Le CERU dans la presse

École : le modèle finlandais, ce qui est transposable... Et ce qui ne l’est pas

École : le modèle finlandais, ce qui est transposable... Et ce qui ne l'est pas

Atlantico : Vincent Peillon, le ministre de l’Education Nationale est revenu sur la nécessité de modifier les rythmes scolaires et d’embaucher de nouveaux professeurs. Ce débat, ranime la comparaison entre le modèle français et finlandais. Quelles sont les mesures inspirées de leur système que l’on pourrait adapter à l’Education nationale française ?

Olivier Vial : Le modèle finlandais est souvent pris en exemple même si on ne peut pas totalement apposer la France à la Finlande. Il ne faut pas oublier que la Finlande bénéficie d’un atout majeur qui est sa forte cohésion culturelle : il y a très peu d’enfants issus de l’immigration dans l’école finlandaise et cela facilite beaucoup le travail des enseignants. C’est un des défis de l’éducation française qui n’arrive pas à une intégration et une réelle égalité des chances des élèves issus de l’immigration.

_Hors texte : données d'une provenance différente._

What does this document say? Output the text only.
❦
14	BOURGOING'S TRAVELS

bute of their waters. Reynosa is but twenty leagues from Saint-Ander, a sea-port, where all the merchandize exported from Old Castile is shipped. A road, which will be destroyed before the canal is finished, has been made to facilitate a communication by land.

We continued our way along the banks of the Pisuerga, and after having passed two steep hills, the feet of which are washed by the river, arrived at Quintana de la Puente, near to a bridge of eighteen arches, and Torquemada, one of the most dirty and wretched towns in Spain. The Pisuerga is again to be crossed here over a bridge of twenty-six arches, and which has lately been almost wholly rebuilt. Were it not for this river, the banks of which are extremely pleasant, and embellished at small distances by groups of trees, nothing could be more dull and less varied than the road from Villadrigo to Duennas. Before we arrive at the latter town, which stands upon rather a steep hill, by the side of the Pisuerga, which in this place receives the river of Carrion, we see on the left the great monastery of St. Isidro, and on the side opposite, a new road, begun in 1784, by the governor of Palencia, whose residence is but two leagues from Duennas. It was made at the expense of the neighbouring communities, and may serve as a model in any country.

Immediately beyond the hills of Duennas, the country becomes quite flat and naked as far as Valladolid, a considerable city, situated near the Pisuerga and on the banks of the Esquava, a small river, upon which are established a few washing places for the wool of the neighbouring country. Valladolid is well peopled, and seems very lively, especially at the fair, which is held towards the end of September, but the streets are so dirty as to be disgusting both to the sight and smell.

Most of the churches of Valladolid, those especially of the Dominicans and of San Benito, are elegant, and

D’autre part, la Finlande peut compter sur la très forte prégnance de la culture luthérienne notamment sur les questions de discipline. Certaines choses fonctionnent donc bien mieux en Finlande et on pourrait s’en inspirer. Et l’une de ces premières choses est aussi l’un des paradoxes français : au regard de l’encadrement, il y a plus de professeurs par élèves en France qu’en Finlande, et pourtant, la taille des classes est plus importante en France qu’en Finlande. Cette situation s’explique par le fait que le système français à plus de mal à affecter les moyens. En Finlande, le système plus décentralisé permet une redistribution et une absorption plus efficace des moyens.